Now, Cempra could conduct post approval studies, and this in our eyes is the best that the company can really hope for come decision day. However, until these studies are completed, the FDA is going to severely, and we mean severely, limit the market for the drug with some harsh labeling. So much so, that the drug is probably not going to be able to generate any degree of substantial revenues for the company for, let’s say, at least twelve months post approval.
Additionally, and perhaps more importantly, the FDA is not going to want a repeat of the telithromycin situation, and while bacterial resistance is an issue, the bottom line is that current SOCs in the space are still effective right now. In other words, it’s no big deal for the FDA to put off approving the drug for a year or so, while Cempra reinforces its safety data; not in the grand scheme of things.

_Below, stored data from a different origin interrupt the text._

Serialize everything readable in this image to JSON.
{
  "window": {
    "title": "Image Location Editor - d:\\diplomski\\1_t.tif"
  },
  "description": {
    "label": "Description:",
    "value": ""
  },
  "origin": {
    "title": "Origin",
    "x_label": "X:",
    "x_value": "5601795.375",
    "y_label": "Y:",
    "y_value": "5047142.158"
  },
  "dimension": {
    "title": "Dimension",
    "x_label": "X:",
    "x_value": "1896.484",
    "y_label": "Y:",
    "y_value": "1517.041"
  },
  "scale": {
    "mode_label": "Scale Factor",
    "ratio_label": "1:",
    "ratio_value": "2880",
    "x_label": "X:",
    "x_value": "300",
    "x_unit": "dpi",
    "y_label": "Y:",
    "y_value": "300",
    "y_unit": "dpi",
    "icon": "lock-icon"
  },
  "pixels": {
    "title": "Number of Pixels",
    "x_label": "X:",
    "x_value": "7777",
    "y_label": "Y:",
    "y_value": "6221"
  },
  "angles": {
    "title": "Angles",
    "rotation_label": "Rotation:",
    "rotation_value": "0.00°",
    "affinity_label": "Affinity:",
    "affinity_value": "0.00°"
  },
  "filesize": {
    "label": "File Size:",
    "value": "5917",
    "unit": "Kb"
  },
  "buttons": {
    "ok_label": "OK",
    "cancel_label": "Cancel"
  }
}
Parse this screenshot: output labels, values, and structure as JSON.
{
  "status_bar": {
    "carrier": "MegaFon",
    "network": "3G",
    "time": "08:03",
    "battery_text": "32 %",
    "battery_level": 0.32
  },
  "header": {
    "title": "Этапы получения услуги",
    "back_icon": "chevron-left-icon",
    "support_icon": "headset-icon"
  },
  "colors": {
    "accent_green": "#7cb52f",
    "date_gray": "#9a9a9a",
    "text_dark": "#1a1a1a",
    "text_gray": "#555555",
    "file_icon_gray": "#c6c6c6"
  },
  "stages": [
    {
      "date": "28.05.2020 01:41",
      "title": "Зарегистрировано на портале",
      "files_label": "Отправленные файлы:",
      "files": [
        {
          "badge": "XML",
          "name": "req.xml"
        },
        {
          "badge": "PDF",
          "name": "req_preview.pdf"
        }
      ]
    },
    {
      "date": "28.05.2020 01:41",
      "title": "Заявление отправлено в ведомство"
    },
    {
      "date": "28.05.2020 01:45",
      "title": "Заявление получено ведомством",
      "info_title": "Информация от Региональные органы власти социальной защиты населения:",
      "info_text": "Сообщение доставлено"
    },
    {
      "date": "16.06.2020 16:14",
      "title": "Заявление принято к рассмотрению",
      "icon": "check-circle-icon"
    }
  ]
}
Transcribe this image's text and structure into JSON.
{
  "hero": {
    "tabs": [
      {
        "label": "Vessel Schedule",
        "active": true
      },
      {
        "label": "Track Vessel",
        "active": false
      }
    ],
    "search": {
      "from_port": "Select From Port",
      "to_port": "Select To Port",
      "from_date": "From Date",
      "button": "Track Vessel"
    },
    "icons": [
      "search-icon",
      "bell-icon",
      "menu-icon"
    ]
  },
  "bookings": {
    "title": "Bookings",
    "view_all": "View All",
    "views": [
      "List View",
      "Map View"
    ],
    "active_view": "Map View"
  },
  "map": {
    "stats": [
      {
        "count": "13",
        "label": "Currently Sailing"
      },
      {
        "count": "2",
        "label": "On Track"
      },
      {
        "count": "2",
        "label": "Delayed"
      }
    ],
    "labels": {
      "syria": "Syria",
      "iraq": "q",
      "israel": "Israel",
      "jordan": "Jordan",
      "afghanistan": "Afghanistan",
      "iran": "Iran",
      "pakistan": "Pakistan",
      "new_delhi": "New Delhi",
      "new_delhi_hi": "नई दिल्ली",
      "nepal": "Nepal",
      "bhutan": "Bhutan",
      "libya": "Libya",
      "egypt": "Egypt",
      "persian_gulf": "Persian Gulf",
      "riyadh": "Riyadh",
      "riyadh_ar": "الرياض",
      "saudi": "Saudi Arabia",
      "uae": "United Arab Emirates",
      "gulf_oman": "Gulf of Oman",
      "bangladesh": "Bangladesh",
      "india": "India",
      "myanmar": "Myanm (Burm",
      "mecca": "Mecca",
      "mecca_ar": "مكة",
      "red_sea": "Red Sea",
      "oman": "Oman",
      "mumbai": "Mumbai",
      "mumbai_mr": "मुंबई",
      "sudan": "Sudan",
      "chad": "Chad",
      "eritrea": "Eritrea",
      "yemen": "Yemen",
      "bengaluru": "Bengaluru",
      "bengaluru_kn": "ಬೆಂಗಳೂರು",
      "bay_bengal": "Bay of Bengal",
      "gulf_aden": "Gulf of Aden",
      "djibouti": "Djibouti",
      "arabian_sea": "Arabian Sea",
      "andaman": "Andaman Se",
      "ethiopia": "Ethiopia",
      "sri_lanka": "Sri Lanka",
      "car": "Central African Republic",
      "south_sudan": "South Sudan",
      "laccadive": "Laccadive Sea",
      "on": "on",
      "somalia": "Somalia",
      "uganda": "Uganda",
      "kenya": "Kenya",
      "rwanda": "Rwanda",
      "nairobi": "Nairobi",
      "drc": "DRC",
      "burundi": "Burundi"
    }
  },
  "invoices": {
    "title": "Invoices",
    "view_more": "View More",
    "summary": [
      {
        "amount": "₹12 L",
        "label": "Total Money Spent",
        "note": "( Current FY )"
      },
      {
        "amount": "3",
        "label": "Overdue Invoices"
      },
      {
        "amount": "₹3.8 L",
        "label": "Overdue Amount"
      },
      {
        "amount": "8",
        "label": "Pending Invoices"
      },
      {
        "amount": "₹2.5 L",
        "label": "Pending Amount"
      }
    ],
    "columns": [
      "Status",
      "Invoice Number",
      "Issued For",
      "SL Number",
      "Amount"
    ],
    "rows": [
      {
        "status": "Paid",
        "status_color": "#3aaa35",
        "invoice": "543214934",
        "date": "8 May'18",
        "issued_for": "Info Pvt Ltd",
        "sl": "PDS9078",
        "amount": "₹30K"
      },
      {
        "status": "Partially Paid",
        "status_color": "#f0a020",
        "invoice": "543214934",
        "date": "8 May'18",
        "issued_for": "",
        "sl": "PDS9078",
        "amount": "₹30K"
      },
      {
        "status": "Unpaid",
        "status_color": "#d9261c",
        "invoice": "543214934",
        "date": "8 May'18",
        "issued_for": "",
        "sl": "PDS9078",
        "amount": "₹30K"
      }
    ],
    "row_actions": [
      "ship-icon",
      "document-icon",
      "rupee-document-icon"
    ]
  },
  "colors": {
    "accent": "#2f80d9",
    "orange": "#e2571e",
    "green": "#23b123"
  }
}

CABP drugs aren’t going to stop working entirely in 2017, so the FDA has a window of time to collect the data it needs before making a final decision. Obviously, the sooner the better, and not just for shareholders, but the agency doesn’t rush in to a decision, and especially not one on which it has already tarnished its own reputation in the recent past.
Conclusion – Solithromycin Will Likely be Turned Down Despite Positive Vote
So, here’s our take: we think the FDA is going to turn Solithromycin down, demanding a more robust base of safety and tolerability data from Cempra before it gives the drug a green light. This is, of course, bad news for Cempra, but there just doesn’t seem to be any solid argument for approval while there is a chance of disaster post-marketing, when this can be potentially avoided by asking Cempra to wait a few quarters and resubmit. If the current SOC was no longer effective and solithromycin was the only option, then yes, it would probably be approved. But this is not the case, so the FDA will wait and ask for more safety data.